The modified Grad-CAM algorithm was applied to all convolutional layers of the last block in the CNNs for heatmap comparisons. Furthermore, heatmaps were generated for a couple of additional layers prior to and following the last convolutional block of VGG19, the newer CNN method, to gain an additional perception of the interpretability of our new approach. Using Tesla K40m and V100 GPU, all analyses were conducted with the Keras deep learning framework and Tensorflow backend.

Results

Both CNNs achieved relatively high accuracy in classifying the types of brain MRI scans as shown in the confusion matrices (Fig. 2). Grad-CAM backpropagation trials were conducted using brain MR images from a patient with SPMS, the type of disease known to have more severe tissue damage than other types (e.g RRMS). The heatmaps generated here from modifications to the backpropagating algorithm in Grad-CAM consistently highlighted distinct regions of activation (Fig. 2 & 3). While generalizability of the algorithm differed slightly between each iterative run of the different layers, results showed that backpropagation into the lower levels of the CNN layers resulted in greater localization, and backpropagation to higher levels showed greater generalization (Fig. 3). Further, additional tests with the VGG19 model illustrated that heatmaps resulted from backpropagation to the second last convolutional block in the CNN became difficult for humans to interpret as minimal regions of activation were highlighted (Fig. 4).

Discussion

This study tested modifications of the Grad-CAM on two robust CNN classification models, VGG19 and VGG16 with GAP. The anatomical regions highlighting important features for classification were congruent with those shown in a previous study (manuscript under revision), where the frontal and temporal brain regions were specifically highlighted in SPMS pinpointing the importance of those regions in differentiating disease severity. Backpropagating to the last convolutional layer showed the best compromise between localization and generalization, consistent with the literature1, and the heatmap patterns appeared to be easier for human interpretation than other layers. The degree of generalization of heatmap patterns relates to the precision in identifying the most crucial regions of the brain underlying disease pathogenesis2, and different layers in a CNN contribute to different levels of abstraction of the extracted texture features in deep learning. Thus, assessing the contribution of features from individual layers may lead to new discoveries of biomarkers and disease mechanisms. In addition, further investigation of the critical brain areas indicated by different layers of Grad-CAM maps may stimulate identification of new therapeutic targets. Ultimately, these innovations should promote the clinical application of deep learning technologies.

Conclusion

This novel feasibility study shows that it is possible to generate robust Grad-CAM maps from virtually any arbitrarily layer of a CNN through backpropagation of classification information.

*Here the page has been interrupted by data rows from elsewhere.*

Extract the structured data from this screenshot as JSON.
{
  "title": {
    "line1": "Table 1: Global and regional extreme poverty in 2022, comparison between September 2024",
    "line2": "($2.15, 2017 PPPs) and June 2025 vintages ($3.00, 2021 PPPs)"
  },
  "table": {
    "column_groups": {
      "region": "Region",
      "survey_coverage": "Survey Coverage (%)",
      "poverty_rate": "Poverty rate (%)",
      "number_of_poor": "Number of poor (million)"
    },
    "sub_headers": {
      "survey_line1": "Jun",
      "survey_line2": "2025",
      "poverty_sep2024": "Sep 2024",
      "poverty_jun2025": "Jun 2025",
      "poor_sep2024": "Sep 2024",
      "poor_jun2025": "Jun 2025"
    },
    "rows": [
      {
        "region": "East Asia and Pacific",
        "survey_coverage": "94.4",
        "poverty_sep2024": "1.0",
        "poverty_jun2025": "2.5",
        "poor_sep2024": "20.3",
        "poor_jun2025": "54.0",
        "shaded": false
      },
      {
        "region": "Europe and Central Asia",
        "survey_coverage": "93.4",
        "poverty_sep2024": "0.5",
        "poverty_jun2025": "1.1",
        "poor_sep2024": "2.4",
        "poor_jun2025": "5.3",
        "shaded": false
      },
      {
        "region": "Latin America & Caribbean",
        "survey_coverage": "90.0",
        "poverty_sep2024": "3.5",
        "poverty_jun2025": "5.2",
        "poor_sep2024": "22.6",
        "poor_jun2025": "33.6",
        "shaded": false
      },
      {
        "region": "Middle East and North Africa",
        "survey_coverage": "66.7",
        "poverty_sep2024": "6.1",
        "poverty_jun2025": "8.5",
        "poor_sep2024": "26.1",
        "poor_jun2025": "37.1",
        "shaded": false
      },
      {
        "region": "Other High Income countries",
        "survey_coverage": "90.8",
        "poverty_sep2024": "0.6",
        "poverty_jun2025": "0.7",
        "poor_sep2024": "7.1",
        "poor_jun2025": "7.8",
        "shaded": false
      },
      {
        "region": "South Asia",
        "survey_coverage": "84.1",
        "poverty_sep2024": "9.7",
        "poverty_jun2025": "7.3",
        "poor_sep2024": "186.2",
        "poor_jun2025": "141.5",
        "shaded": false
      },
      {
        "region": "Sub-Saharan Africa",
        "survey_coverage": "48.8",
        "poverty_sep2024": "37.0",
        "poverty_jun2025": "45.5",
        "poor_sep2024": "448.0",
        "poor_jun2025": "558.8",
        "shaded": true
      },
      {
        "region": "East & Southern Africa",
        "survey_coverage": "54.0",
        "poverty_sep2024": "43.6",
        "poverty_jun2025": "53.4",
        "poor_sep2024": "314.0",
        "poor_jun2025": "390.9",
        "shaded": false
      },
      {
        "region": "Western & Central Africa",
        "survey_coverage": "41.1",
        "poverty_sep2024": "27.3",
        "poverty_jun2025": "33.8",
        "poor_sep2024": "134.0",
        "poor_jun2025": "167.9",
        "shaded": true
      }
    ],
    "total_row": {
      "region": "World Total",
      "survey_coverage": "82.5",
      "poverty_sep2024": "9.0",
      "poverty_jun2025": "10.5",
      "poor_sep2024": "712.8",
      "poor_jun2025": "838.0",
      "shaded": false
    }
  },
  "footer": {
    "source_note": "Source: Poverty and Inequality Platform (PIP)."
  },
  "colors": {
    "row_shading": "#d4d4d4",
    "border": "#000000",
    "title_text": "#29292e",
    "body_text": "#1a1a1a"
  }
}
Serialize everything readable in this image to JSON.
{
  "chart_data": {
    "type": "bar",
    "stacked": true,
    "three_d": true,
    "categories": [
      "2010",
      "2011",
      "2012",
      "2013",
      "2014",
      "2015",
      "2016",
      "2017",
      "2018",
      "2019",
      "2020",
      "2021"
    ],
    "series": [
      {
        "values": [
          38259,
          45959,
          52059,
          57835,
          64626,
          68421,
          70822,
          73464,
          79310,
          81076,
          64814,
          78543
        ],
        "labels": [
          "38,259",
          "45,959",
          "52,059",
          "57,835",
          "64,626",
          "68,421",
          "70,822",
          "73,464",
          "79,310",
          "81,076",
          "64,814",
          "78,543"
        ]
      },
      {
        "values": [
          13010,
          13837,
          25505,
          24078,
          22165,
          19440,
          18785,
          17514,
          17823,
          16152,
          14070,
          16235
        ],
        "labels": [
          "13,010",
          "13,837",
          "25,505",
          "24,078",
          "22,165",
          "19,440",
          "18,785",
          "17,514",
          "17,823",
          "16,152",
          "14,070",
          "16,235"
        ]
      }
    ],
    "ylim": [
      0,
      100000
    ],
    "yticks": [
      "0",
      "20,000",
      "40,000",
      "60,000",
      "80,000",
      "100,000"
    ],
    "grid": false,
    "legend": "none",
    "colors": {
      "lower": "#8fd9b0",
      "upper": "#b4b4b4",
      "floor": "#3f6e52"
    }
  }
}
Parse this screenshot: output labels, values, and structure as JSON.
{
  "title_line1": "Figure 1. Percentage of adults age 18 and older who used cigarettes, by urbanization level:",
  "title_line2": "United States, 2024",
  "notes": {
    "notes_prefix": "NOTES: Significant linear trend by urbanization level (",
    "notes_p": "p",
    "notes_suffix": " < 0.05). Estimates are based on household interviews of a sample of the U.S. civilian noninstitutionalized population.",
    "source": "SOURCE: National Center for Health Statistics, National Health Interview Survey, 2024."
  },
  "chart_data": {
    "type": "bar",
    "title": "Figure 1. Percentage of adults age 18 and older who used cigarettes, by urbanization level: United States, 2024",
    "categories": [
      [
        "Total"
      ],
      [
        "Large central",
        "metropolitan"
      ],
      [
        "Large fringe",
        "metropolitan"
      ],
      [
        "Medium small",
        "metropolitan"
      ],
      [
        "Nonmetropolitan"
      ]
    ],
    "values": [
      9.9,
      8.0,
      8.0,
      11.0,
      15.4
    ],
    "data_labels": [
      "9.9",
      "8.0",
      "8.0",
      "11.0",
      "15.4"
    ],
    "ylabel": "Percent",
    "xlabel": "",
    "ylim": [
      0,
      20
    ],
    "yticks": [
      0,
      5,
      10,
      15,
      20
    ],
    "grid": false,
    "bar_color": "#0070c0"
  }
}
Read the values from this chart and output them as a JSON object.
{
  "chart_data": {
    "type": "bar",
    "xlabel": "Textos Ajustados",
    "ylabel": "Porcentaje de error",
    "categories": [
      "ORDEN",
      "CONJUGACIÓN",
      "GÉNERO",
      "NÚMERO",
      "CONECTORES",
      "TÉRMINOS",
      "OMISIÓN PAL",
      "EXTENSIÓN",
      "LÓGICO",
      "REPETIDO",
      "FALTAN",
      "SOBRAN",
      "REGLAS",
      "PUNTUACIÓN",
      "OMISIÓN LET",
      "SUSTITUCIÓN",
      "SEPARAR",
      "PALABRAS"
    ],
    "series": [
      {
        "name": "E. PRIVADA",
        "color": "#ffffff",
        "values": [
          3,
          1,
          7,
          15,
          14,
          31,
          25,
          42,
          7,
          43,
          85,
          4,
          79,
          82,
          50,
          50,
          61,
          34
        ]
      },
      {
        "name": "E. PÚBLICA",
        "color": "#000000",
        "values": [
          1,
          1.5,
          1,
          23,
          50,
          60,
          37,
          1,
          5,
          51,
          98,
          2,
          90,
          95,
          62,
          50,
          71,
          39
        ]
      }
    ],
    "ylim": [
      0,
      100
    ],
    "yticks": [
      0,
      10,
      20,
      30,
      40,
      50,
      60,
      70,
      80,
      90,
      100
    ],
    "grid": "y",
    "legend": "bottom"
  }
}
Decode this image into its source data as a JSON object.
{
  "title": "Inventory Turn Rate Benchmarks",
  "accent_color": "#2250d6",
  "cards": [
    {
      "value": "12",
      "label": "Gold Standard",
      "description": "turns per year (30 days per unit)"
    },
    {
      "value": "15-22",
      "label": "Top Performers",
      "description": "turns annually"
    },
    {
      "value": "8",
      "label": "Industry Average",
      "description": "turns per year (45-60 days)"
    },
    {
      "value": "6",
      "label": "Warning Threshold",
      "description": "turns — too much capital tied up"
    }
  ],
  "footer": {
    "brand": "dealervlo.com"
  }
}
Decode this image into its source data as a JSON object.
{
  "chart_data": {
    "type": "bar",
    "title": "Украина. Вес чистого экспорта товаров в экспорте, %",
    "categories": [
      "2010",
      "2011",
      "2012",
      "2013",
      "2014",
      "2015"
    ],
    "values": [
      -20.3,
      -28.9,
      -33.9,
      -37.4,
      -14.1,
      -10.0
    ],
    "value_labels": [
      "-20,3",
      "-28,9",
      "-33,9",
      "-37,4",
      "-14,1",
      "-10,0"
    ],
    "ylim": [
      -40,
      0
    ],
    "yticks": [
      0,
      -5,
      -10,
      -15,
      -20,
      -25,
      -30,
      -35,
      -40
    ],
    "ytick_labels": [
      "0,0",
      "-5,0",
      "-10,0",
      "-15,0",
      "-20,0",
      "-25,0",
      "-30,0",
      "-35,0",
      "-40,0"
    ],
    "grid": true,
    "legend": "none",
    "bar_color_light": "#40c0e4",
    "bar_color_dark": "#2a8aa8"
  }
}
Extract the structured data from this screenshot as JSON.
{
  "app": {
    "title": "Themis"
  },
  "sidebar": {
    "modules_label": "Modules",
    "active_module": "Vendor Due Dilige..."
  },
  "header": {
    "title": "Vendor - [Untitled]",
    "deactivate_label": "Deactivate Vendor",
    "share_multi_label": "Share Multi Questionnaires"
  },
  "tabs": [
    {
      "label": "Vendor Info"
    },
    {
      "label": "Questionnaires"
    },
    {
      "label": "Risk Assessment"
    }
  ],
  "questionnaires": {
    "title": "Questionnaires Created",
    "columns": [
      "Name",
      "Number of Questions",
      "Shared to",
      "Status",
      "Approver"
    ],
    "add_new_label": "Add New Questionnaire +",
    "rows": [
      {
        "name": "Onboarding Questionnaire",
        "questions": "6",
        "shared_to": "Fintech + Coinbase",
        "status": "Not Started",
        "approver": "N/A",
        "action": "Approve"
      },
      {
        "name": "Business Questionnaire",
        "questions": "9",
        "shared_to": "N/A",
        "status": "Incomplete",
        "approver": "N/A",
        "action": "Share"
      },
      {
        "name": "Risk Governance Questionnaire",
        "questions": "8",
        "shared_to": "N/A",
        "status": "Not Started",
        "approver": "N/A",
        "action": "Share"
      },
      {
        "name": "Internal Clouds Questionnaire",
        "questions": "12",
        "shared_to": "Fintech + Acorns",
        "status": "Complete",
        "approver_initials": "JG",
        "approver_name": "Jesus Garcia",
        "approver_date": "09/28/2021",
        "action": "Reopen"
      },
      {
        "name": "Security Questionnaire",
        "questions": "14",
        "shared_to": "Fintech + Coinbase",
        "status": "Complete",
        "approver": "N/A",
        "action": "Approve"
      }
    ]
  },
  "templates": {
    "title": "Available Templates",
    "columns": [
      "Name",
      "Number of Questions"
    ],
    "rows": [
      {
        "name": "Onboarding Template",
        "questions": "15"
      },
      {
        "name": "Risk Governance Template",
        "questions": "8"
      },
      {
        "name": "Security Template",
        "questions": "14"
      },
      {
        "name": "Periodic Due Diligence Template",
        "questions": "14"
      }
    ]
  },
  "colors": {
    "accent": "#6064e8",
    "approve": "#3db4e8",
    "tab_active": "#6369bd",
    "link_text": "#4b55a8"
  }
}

This approach would be critical to improve our model interpretation ability and disease understanding capacity in both MS and similar diseases.

Acknowledgements

We thank the volunteers for participating in this study and the funding agencies for supporting this research: the Natural Sciences and Engineering Council of Canada (NSERC), Multiple Sclerosis Society of Canada, Alberta Innovates, Campus Alberta Neuroscience-MS Collaborations, and the HBI Brain and Mental Health MS Team, University of Calgary, Canada.